Barclay’s bank reports data breach
Barclays, Britain’s second-largest bank by assets, has spoken with regulators, customers and British authorities about what appears to be a criminal leak of customer account information. A Barclays probe into the leak suggests the data is from 2008 or earlier and is linked to a financial planning unit that was shut in 2011, a company spokeswoman said in an e-mailed statement. As many as 27,000 customer files containing personal and financial information were taken, the Mail on Sunday reported Sunday, citing an unidentified whistleblower.
Factory owners surrender to police
A husband and wife whose factory in Bangladesh was consumed by fire in 2012, a disaster that killed 112 employees, surrendered to the police in Dhaka, the capital. In December, the police filed charges of culpable homicide against the owner of the Tazreen factory, Delowar Hossain; his wife, Mahmuda Akther, and 11 associates, including the factory’s manager and an engineer.
Tokyo elects ruling-party governor
Yoichi Masuzoe, a former health minister backed by Japan’s ruling party, won Tokyo’s gubernatorial election, defeating two candidates who had promised to end nuclear power. Masuzoe, 65, with his supporters shouting “Banzai,” promised to make Tokyo “the No. 1 city in the world.” The ballot was widely seen as a test for Japan’s public opinion on atomic power after the Fukushima nuclear disaster.

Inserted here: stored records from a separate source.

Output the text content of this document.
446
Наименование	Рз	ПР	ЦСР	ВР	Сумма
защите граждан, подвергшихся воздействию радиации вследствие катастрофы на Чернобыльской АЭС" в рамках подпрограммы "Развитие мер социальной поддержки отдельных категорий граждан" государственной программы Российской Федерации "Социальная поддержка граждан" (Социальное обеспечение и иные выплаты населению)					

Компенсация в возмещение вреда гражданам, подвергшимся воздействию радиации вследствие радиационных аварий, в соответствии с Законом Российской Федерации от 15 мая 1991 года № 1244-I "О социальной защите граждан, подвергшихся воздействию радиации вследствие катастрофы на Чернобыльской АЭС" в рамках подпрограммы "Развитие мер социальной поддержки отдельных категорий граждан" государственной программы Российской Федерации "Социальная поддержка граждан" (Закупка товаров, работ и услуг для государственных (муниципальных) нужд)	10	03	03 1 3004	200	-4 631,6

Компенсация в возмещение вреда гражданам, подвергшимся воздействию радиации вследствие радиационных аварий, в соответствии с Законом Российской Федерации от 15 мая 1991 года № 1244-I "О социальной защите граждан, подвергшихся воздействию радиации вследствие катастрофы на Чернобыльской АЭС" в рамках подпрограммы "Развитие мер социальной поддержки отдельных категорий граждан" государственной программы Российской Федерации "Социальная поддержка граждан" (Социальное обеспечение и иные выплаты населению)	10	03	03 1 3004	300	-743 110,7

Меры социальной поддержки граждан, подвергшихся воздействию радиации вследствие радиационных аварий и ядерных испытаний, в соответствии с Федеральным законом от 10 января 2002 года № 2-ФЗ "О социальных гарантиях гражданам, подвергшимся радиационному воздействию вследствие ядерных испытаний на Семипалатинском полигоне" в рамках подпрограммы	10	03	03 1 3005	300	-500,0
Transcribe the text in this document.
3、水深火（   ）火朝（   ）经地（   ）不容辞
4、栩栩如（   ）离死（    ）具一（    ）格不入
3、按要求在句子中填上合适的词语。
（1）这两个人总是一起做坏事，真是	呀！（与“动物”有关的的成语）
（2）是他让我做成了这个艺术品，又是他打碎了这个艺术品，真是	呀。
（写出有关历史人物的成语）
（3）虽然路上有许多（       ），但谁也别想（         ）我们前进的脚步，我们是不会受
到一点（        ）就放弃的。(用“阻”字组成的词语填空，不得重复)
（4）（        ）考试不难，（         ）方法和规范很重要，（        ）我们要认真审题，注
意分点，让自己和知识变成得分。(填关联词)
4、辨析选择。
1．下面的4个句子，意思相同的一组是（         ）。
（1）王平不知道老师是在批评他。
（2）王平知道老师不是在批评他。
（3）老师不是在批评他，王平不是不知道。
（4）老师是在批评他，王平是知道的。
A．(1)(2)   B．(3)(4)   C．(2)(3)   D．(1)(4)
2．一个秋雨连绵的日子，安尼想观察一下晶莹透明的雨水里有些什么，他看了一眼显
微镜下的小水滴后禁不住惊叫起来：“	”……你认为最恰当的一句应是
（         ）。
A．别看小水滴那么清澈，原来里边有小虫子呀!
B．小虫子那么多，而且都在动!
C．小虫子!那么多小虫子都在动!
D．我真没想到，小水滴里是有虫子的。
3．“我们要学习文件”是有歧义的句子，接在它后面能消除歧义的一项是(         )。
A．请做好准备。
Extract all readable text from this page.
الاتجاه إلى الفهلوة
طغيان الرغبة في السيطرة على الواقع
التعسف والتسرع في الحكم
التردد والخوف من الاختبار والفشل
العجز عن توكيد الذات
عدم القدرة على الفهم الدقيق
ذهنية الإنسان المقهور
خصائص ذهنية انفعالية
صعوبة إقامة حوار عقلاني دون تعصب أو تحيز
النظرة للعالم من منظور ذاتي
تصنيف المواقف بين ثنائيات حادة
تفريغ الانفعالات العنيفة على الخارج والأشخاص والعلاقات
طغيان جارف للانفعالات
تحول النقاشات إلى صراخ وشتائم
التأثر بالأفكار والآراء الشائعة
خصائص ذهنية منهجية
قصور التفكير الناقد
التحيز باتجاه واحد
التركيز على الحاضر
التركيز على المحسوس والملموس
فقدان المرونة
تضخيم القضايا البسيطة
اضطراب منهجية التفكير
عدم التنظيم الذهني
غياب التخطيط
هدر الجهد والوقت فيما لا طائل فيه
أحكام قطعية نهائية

AOL reverses benefits change
Tim Armstrong, the chief executive of AOL, did an about-face, reversing an unpopular change in the media company’s employee benefits program and apologizing for publicly singling out two families’ health care issues as a cause of those changes. AOL had switched its matching payments to one lump sum at year-end instead of throughout the year. The change would have disadvantaged AOL employees, especially those who left the company before Dec. 31.